Associations, collectivités et gouvernements s’écharpent sans discontinuer depuis la création de Roissy. Des idées et projets où s’affrontent logiques environnementale et économique.
Nous sommes le 8 mars 1974. Pierre Messmer, alors Premier Ministre de Georges Pompidou, inaugure Roissy Charles de Gaulle. 65 ans après Orly, un nouvel aéroport voit le jour dans la région parisienne. Objectif : désengorger Orly et Le Bourget.
Mais Roissy devient rapidement le centre névralgique d’un des plus gros maux de ces dernières années : le bruit. Et les premières hostilités ont lieu en 1984. Des habitants de Montmorency se plaignent des nuisances sonores dues au trafic aérien, la ville étant pourtant loin d’être limitrophe à l’aéroport. George Savage, habitant du Val d’Oise, crée la première association de lutte contre les nuisances de Roissy. L’ADVOCNAR (Association de Défense du Val d’Oise Contre les Nuisances Aériennes de Roissy) souhaite peser dans le débat.
La zone de l’aéroport de Roissy, de 1950 à aujourd’hui (© Val d’Oise.fr)
Les débuts sont encourageants. L’État met en place une loi relative à l’urbanisme du voisinage des aérodromes et rend obligatoire l’instauration de Plans d’Exposition au Bruit (PEB) dans les zones proches des aéroports. Ces PEB offrent des mesures à court, moyen et long termes sur les infrastructures et la gestion du trafic. Un problème subsiste toutefois : les PEB ne prennent en compte que les zones fortement exposées au bruit et délaissent les zones aux nuisances moindres, qui continuent donc à se développer.
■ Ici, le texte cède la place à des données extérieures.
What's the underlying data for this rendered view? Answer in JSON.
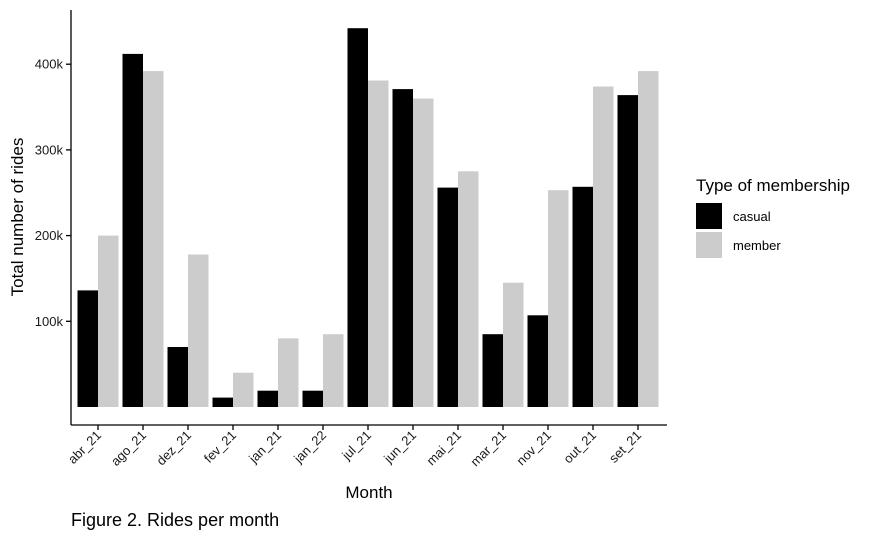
{
  "chart_data": {
    "type": "bar",
    "caption": "Figure 2. Rides per month",
    "xlabel": "Month",
    "ylabel": "Total number of rides",
    "categories": [
      "abr_21",
      "ago_21",
      "dez_21",
      "fev_21",
      "jan_21",
      "jan_22",
      "jul_21",
      "jun_21",
      "mai_21",
      "mar_21",
      "nov_21",
      "out_21",
      "set_21"
    ],
    "yticks": [
      100000,
      200000,
      300000,
      400000
    ],
    "ytick_labels": [
      "100k",
      "200k",
      "300k",
      "400k"
    ],
    "ylim": [
      0,
      460000
    ],
    "legend": {
      "title": "Type of membership",
      "position": "right"
    },
    "series": [
      {
        "name": "casual",
        "color": "#000000",
        "values": [
          136000,
          412000,
          70000,
          11000,
          19000,
          19000,
          442000,
          371000,
          256000,
          85000,
          107000,
          257000,
          364000
        ]
      },
      {
        "name": "member",
        "color": "#cccccc",
        "values": [
          200000,
          392000,
          178000,
          40000,
          80000,
          85000,
          381000,
          360000,
          275000,
          145000,
          253000,
          374000,
          392000
        ]
      }
    ],
    "grid": false
  }
}
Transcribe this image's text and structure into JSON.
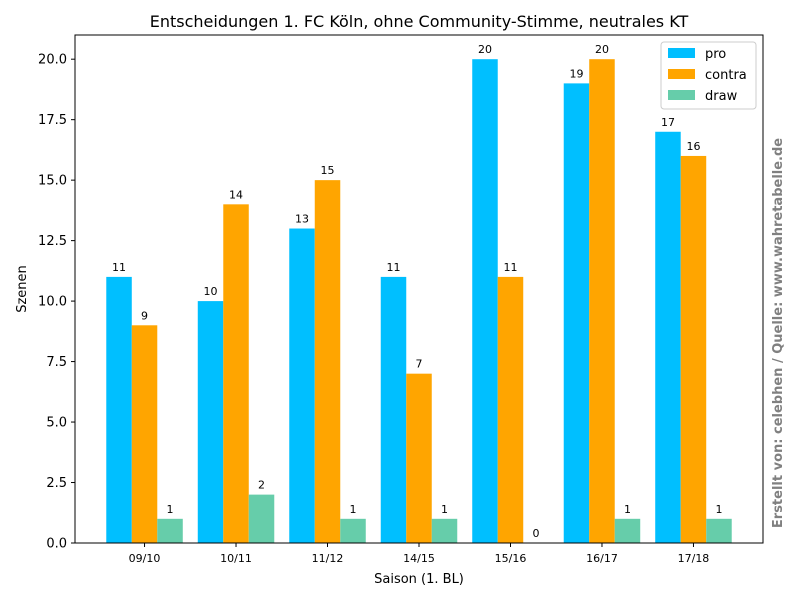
{
  "chart_data": {
    "type": "bar",
    "title": "Entscheidungen 1. FC Köln, ohne Community-Stimme, neutrales KT",
    "xlabel": "Saison (1. BL)",
    "ylabel": "Szenen",
    "categories": [
      "09/10",
      "10/11",
      "11/12",
      "14/15",
      "15/16",
      "16/17",
      "17/18"
    ],
    "ylim": [
      0,
      21
    ],
    "yticks": [
      "0.0",
      "2.5",
      "5.0",
      "7.5",
      "10.0",
      "12.5",
      "15.0",
      "17.5",
      "20.0"
    ],
    "grid": false,
    "legend_position": "top-right",
    "series": [
      {
        "name": "pro",
        "color": "#00bfff",
        "values": [
          11,
          10,
          13,
          11,
          20,
          19,
          17
        ]
      },
      {
        "name": "contra",
        "color": "#ffa500",
        "values": [
          9,
          14,
          15,
          7,
          11,
          20,
          16
        ]
      },
      {
        "name": "draw",
        "color": "#66cdaa",
        "values": [
          1,
          2,
          1,
          1,
          0,
          1,
          1
        ]
      }
    ]
  },
  "watermark": "Erstellt von: celebhen / Quelle: www.wahretabelle.de"
}
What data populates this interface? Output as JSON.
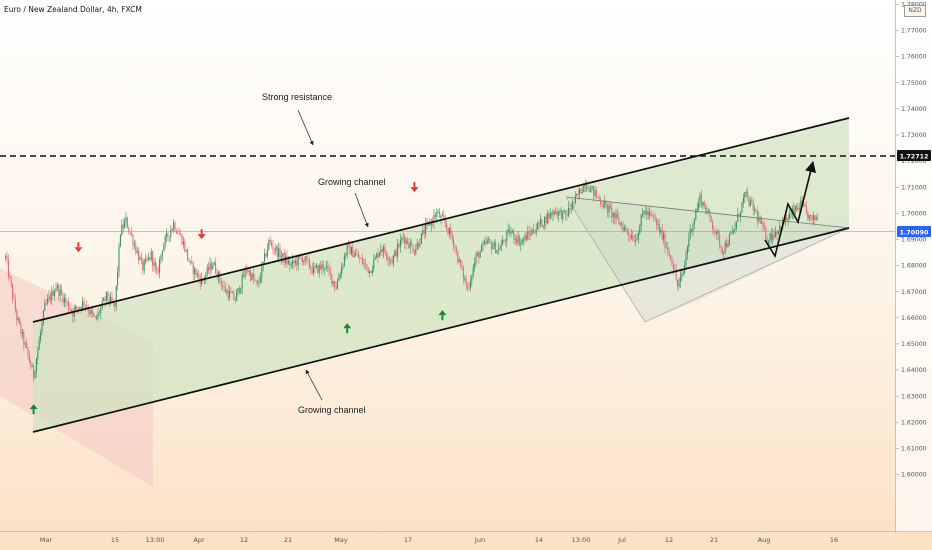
{
  "header": {
    "title": "Euro / New Zealand Dollar, 4h, FXCM",
    "currency_badge": "NZD"
  },
  "chart_data": {
    "type": "candlestick",
    "title": "Euro / New Zealand Dollar, 4h, FXCM",
    "y_axis": {
      "ticks": [
        "1.78000",
        "1.77000",
        "1.76000",
        "1.75000",
        "1.74000",
        "1.73000",
        "1.72000",
        "1.71000",
        "1.70000",
        "1.69000",
        "1.68000",
        "1.67000",
        "1.66000",
        "1.65000",
        "1.64000",
        "1.63000",
        "1.62000",
        "1.61000",
        "1.60000"
      ],
      "tick_values": [
        1.78,
        1.77,
        1.76,
        1.75,
        1.74,
        1.73,
        1.72,
        1.71,
        1.7,
        1.69,
        1.68,
        1.67,
        1.66,
        1.65,
        1.64,
        1.63,
        1.62,
        1.61,
        1.6
      ],
      "ylim": [
        1.597,
        1.782
      ]
    },
    "x_axis": {
      "ticks": [
        "Mar",
        "15",
        "13:00",
        "Apr",
        "12",
        "21",
        "May",
        "17",
        "Jun",
        "14",
        "13:00",
        "Jul",
        "12",
        "21",
        "Aug",
        "16"
      ]
    },
    "price_labels": [
      {
        "value": 1.72712,
        "text": "1.72712"
      },
      {
        "value": 1.7009,
        "text": "1.70090"
      }
    ],
    "price_path": [
      [
        0,
        1.683
      ],
      [
        2,
        1.66
      ],
      [
        5,
        1.638
      ],
      [
        7,
        1.664
      ],
      [
        9,
        1.672
      ],
      [
        12,
        1.662
      ],
      [
        14,
        1.666
      ],
      [
        16,
        1.659
      ],
      [
        18,
        1.668
      ],
      [
        19.5,
        1.664
      ],
      [
        20.5,
        1.693
      ],
      [
        21.5,
        1.697
      ],
      [
        23,
        1.688
      ],
      [
        24.5,
        1.679
      ],
      [
        26,
        1.684
      ],
      [
        27,
        1.676
      ],
      [
        28,
        1.687
      ],
      [
        30,
        1.696
      ],
      [
        31.5,
        1.69
      ],
      [
        33,
        1.68
      ],
      [
        35,
        1.674
      ],
      [
        37,
        1.681
      ],
      [
        39,
        1.671
      ],
      [
        41,
        1.667
      ],
      [
        43,
        1.679
      ],
      [
        45,
        1.672
      ],
      [
        47,
        1.689
      ],
      [
        49,
        1.684
      ],
      [
        51,
        1.68
      ],
      [
        53,
        1.683
      ],
      [
        55,
        1.678
      ],
      [
        57,
        1.68
      ],
      [
        59,
        1.672
      ],
      [
        61,
        1.687
      ],
      [
        63,
        1.683
      ],
      [
        65,
        1.678
      ],
      [
        67,
        1.687
      ],
      [
        69,
        1.682
      ],
      [
        71,
        1.691
      ],
      [
        73,
        1.686
      ],
      [
        75,
        1.694
      ],
      [
        77,
        1.7
      ],
      [
        78.5,
        1.696
      ],
      [
        80,
        1.689
      ],
      [
        81,
        1.681
      ],
      [
        82.5,
        1.671
      ],
      [
        84,
        1.683
      ],
      [
        86,
        1.689
      ],
      [
        88,
        1.686
      ],
      [
        90,
        1.693
      ],
      [
        92,
        1.689
      ],
      [
        94,
        1.693
      ],
      [
        96,
        1.697
      ],
      [
        98,
        1.701
      ],
      [
        100,
        1.699
      ],
      [
        102,
        1.706
      ],
      [
        103.5,
        1.712
      ],
      [
        105,
        1.708
      ],
      [
        107,
        1.703
      ],
      [
        109,
        1.698
      ],
      [
        111,
        1.693
      ],
      [
        112.5,
        1.69
      ],
      [
        114,
        1.701
      ],
      [
        116,
        1.697
      ],
      [
        117.5,
        1.69
      ],
      [
        119,
        1.682
      ],
      [
        120,
        1.672
      ],
      [
        121,
        1.677
      ],
      [
        122,
        1.691
      ],
      [
        124,
        1.706
      ],
      [
        126,
        1.697
      ],
      [
        128,
        1.686
      ],
      [
        130,
        1.693
      ],
      [
        132,
        1.707
      ],
      [
        134,
        1.7
      ],
      [
        136,
        1.69
      ],
      [
        138,
        1.694
      ],
      [
        140,
        1.699
      ],
      [
        142,
        1.703
      ],
      [
        144,
        1.697
      ],
      [
        145,
        1.699
      ]
    ],
    "channels": [
      {
        "name": "Growing channel (upper)",
        "start": [
          5,
          1.669
        ],
        "end": [
          151,
          1.739
        ]
      },
      {
        "name": "Growing channel (lower)",
        "start": [
          5,
          1.633
        ],
        "end": [
          151,
          1.701
        ]
      }
    ],
    "strong_resistance": 1.72712,
    "projection": [
      [
        145,
        1.703
      ],
      [
        148,
        1.701
      ],
      [
        151,
        1.71
      ],
      [
        154,
        1.703
      ],
      [
        158,
        1.726
      ]
    ],
    "arrows_up": [
      [
        5,
        1.625
      ],
      [
        61,
        1.656
      ],
      [
        78,
        1.661
      ]
    ],
    "arrows_down": [
      [
        13,
        1.687
      ],
      [
        35,
        1.692
      ],
      [
        73,
        1.71
      ]
    ],
    "annotations": [
      {
        "text": "Strong resistance"
      },
      {
        "text": "Growing channel"
      },
      {
        "text": "Growing channel"
      }
    ],
    "colors": {
      "up_candle": "#3d8f5f",
      "down_candle": "#e06c72",
      "channel_fill": "#dce9cf",
      "resistance": "#111111",
      "arrow_up": "#138a3a",
      "arrow_down": "#e03b3b"
    }
  }
}
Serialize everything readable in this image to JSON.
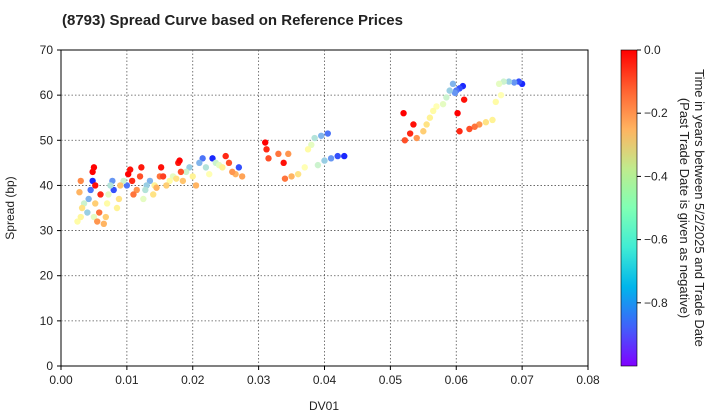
{
  "chart_data": {
    "type": "scatter",
    "title": "(8793)   Spread Curve based on Reference Prices",
    "xlabel": "DV01",
    "ylabel": "Spread (bp)",
    "xlim": [
      0,
      0.08
    ],
    "ylim": [
      0,
      70
    ],
    "x_ticks": [
      "0.00",
      "0.01",
      "0.02",
      "0.03",
      "0.04",
      "0.05",
      "0.06",
      "0.07",
      "0.08"
    ],
    "y_ticks": [
      "0",
      "10",
      "20",
      "30",
      "40",
      "50",
      "60",
      "70"
    ],
    "grid": true,
    "colorbar": {
      "label_line1": "Time in years between 5/2/2025 and Trade Date",
      "label_line2": "(Past Trade Date is given as negative)",
      "range": [
        -1.0,
        0.0
      ],
      "ticks": [
        "0.0",
        "−0.2",
        "−0.4",
        "−0.6",
        "−0.8"
      ],
      "colormap": "rainbow"
    },
    "series": [
      {
        "points": [
          [
            0.0025,
            32.0,
            -0.45
          ],
          [
            0.003,
            33.0,
            -0.42
          ],
          [
            0.0032,
            35.0,
            -0.35
          ],
          [
            0.0028,
            38.5,
            -0.25
          ],
          [
            0.003,
            41.0,
            -0.18
          ],
          [
            0.0035,
            36.0,
            -0.6
          ],
          [
            0.004,
            34.0,
            -0.7
          ],
          [
            0.0042,
            37.0,
            -0.75
          ],
          [
            0.0045,
            39.0,
            -0.85
          ],
          [
            0.0048,
            41.0,
            -0.95
          ],
          [
            0.005,
            33.0,
            -0.55
          ],
          [
            0.0052,
            36.0,
            -0.3
          ],
          [
            0.0055,
            32.0,
            -0.2
          ],
          [
            0.0058,
            34.0,
            -0.15
          ],
          [
            0.006,
            38.0,
            -0.05
          ],
          [
            0.0048,
            43.0,
            0.0
          ],
          [
            0.005,
            44.0,
            0.0
          ],
          [
            0.0052,
            40.0,
            -0.02
          ],
          [
            0.0065,
            31.5,
            -0.25
          ],
          [
            0.0068,
            33.0,
            -0.3
          ],
          [
            0.007,
            36.0,
            -0.45
          ],
          [
            0.0072,
            38.0,
            -0.55
          ],
          [
            0.0075,
            40.0,
            -0.65
          ],
          [
            0.0078,
            41.0,
            -0.8
          ],
          [
            0.008,
            39.0,
            -0.9
          ],
          [
            0.0085,
            35.0,
            -0.4
          ],
          [
            0.0088,
            37.0,
            -0.35
          ],
          [
            0.009,
            40.0,
            -0.28
          ],
          [
            0.0095,
            41.0,
            -0.6
          ],
          [
            0.01,
            40.0,
            -0.85
          ],
          [
            0.0102,
            42.5,
            0.0
          ],
          [
            0.0105,
            43.5,
            -0.02
          ],
          [
            0.0108,
            41.0,
            -0.05
          ],
          [
            0.011,
            38.0,
            -0.15
          ],
          [
            0.0115,
            39.0,
            -0.2
          ],
          [
            0.012,
            42.0,
            -0.1
          ],
          [
            0.0122,
            44.0,
            -0.03
          ],
          [
            0.0125,
            37.0,
            -0.55
          ],
          [
            0.0128,
            39.0,
            -0.65
          ],
          [
            0.013,
            40.0,
            -0.7
          ],
          [
            0.0135,
            41.0,
            -0.75
          ],
          [
            0.014,
            38.0,
            -0.35
          ],
          [
            0.0142,
            40.0,
            -0.4
          ],
          [
            0.0145,
            39.5,
            -0.25
          ],
          [
            0.015,
            42.0,
            -0.15
          ],
          [
            0.0152,
            44.0,
            -0.02
          ],
          [
            0.0155,
            42.0,
            -0.08
          ],
          [
            0.016,
            40.0,
            -0.3
          ],
          [
            0.0165,
            41.0,
            -0.45
          ],
          [
            0.017,
            42.0,
            -0.55
          ],
          [
            0.0175,
            41.5,
            -0.35
          ],
          [
            0.0178,
            45.0,
            -0.03
          ],
          [
            0.018,
            45.5,
            0.0
          ],
          [
            0.0182,
            43.0,
            -0.1
          ],
          [
            0.0185,
            41.0,
            -0.28
          ],
          [
            0.019,
            43.0,
            -0.6
          ],
          [
            0.0195,
            44.0,
            -0.7
          ],
          [
            0.02,
            42.0,
            -0.4
          ],
          [
            0.0205,
            40.0,
            -0.25
          ],
          [
            0.021,
            45.0,
            -0.75
          ],
          [
            0.0215,
            46.0,
            -0.85
          ],
          [
            0.022,
            44.0,
            -0.65
          ],
          [
            0.0225,
            42.5,
            -0.5
          ],
          [
            0.023,
            46.0,
            -0.95
          ],
          [
            0.0235,
            45.0,
            -0.6
          ],
          [
            0.024,
            44.5,
            -0.55
          ],
          [
            0.0245,
            44.0,
            -0.4
          ],
          [
            0.025,
            46.5,
            -0.05
          ],
          [
            0.0255,
            45.0,
            -0.1
          ],
          [
            0.026,
            43.0,
            -0.2
          ],
          [
            0.0265,
            42.5,
            -0.25
          ],
          [
            0.027,
            44.0,
            -0.9
          ],
          [
            0.0275,
            42.0,
            -0.22
          ],
          [
            0.031,
            49.5,
            0.0
          ],
          [
            0.0312,
            48.0,
            -0.05
          ],
          [
            0.0315,
            46.0,
            -0.1
          ],
          [
            0.033,
            47.0,
            -0.15
          ],
          [
            0.0338,
            45.0,
            -0.02
          ],
          [
            0.0345,
            47.0,
            -0.2
          ],
          [
            0.034,
            41.5,
            -0.15
          ],
          [
            0.035,
            42.0,
            -0.25
          ],
          [
            0.036,
            42.5,
            -0.35
          ],
          [
            0.037,
            44.0,
            -0.5
          ],
          [
            0.0375,
            48.0,
            -0.45
          ],
          [
            0.038,
            49.0,
            -0.55
          ],
          [
            0.0385,
            50.5,
            -0.65
          ],
          [
            0.039,
            44.5,
            -0.6
          ],
          [
            0.0395,
            51.0,
            -0.75
          ],
          [
            0.04,
            45.5,
            -0.7
          ],
          [
            0.0405,
            51.5,
            -0.85
          ],
          [
            0.041,
            46.0,
            -0.8
          ],
          [
            0.042,
            46.5,
            -0.9
          ],
          [
            0.043,
            46.5,
            -0.95
          ],
          [
            0.052,
            56.0,
            0.0
          ],
          [
            0.0522,
            50.0,
            -0.1
          ],
          [
            0.053,
            51.5,
            -0.05
          ],
          [
            0.0535,
            53.5,
            -0.02
          ],
          [
            0.054,
            50.5,
            -0.2
          ],
          [
            0.055,
            52.0,
            -0.3
          ],
          [
            0.0555,
            53.5,
            -0.35
          ],
          [
            0.056,
            55.0,
            -0.4
          ],
          [
            0.0565,
            56.5,
            -0.45
          ],
          [
            0.057,
            57.5,
            -0.5
          ],
          [
            0.058,
            58.0,
            -0.55
          ],
          [
            0.0585,
            59.5,
            -0.6
          ],
          [
            0.059,
            61.0,
            -0.7
          ],
          [
            0.0595,
            62.5,
            -0.75
          ],
          [
            0.0598,
            60.5,
            -0.8
          ],
          [
            0.06,
            61.0,
            -0.85
          ],
          [
            0.0605,
            61.5,
            -0.9
          ],
          [
            0.061,
            62.0,
            -0.95
          ],
          [
            0.0602,
            56.0,
            0.0
          ],
          [
            0.0605,
            52.0,
            -0.05
          ],
          [
            0.0612,
            59.0,
            -0.02
          ],
          [
            0.062,
            52.5,
            -0.1
          ],
          [
            0.0628,
            53.0,
            -0.15
          ],
          [
            0.0635,
            53.5,
            -0.2
          ],
          [
            0.0645,
            54.0,
            -0.35
          ],
          [
            0.0655,
            54.5,
            -0.4
          ],
          [
            0.066,
            58.5,
            -0.45
          ],
          [
            0.0665,
            62.5,
            -0.55
          ],
          [
            0.0668,
            60.0,
            -0.5
          ],
          [
            0.0672,
            63.0,
            -0.6
          ],
          [
            0.068,
            63.0,
            -0.7
          ],
          [
            0.0688,
            62.8,
            -0.8
          ],
          [
            0.0695,
            63.0,
            -0.9
          ],
          [
            0.07,
            62.5,
            -0.95
          ]
        ]
      }
    ]
  }
}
L’ajout de pistes, élément déclencheur des contestations
Au début des années 90, les premières manifestations ont lieu suite au projet de construction d’une troisième piste, qui fait suite à la forte augmentation du trafic aérien. Roissy est devenu un passage obligé dans le trafic de personnes et de marchandises, à l’échelle nationale, européenne et mondiale. Pour faire passer plus en douceur le projet, le gouvernement propose de décaler la piste à l’est et de pénaliser lourdement les avions trop bruyants. Un moindre mal quand on sait que le nombre de mouvements d’avions pourrait passer de 200 000 à 800 000 par an.
Finalement ce n’est pas une mais deux pistes qui sont annoncées pour pallier la saturation du trafic. D’après un rapport de l’époque, ce doublement des pistes doit améliorer la situation sur le plan du bruit. Les deux nouvelles pistes, plus courtes, seront réservées à l’atterrissage. Elles permettront d’éviter les embouteillages d’avions tournant au-dessus de certaines villes en attendant qu’une piste se libère et ainsi de répartir les nuisances. Le rapport approuve le report vers l’est, pour que les avions survolent moins longtemps, à basse altitude, les communes alentour. L’ajout des deux nouvelles pistes est validé en 1996.
Gayssot et l’économie avant tout
En 1997, Lionel Jospin nomme Jean-Claude Gayssot ministre des Transports. Il essaie d’abord de calmer le conflit lié aux nouvelles pistes et met en suspens le chantier, mais le redémarre quelques mois plus tard. Mais il impose une limitation du trafic à 55 millions de voyageurs et 495 000 mouvements d’avion par an. Les spécialistes s’accordent à dire que cette mesure n’est pas logique puisque ce sont les avions qui font du bruit, pas les passagers. La promesse n’est pas tenue longtemps. On comptait en 2019 plus de 500 000 mouvements aériens et 100 millions de passagers.
Les élus locaux jouent aussi un double jeu : d’un côté, ils s’allient aux habitants pour garder une bonne image ; de l’autre ils continuent d’accueillir les promoteurs immobiliers, augmentant le nombre de personnes subissant les nuisances aériennes. L’économie prime et la volonté des élus et du gouvernement est de faire rayonner la France via ce hub. Ils parient aussi sur l’amélioration des technologies. Matthieu Sineau, chef de projet à Bruitparif explique que “les avions deviennent de moins en moins bruyants. La baisse de 1 à 2% des décibels du bruit des avions permet de compenser 20 à 30% de trafic aérien en plus”.
Un combat sans fin
Face au poids économique de Roissy, difficile pour les opposants de peser dans le débat. Aujourd’hui, plus d’un million de personnes est impacté par les nuisances sonores de Roissy, de jour comme de nuit. Et même si le trafic n’a pas repris à 100% depuis la crise du COVID (au 1er trimestre 2022, on note 30% de vols en moins par rapport au 1er trimestre 2019), on ne note aucune tendance à la baisse des nuisances sonores.
En février dernier, la ministre Barbara Pompili a rejeté le projet de terminal 4. Un bref soulagement pour les habitants, sachant que le projet risque de revenir sur la table d’ici quelques mois.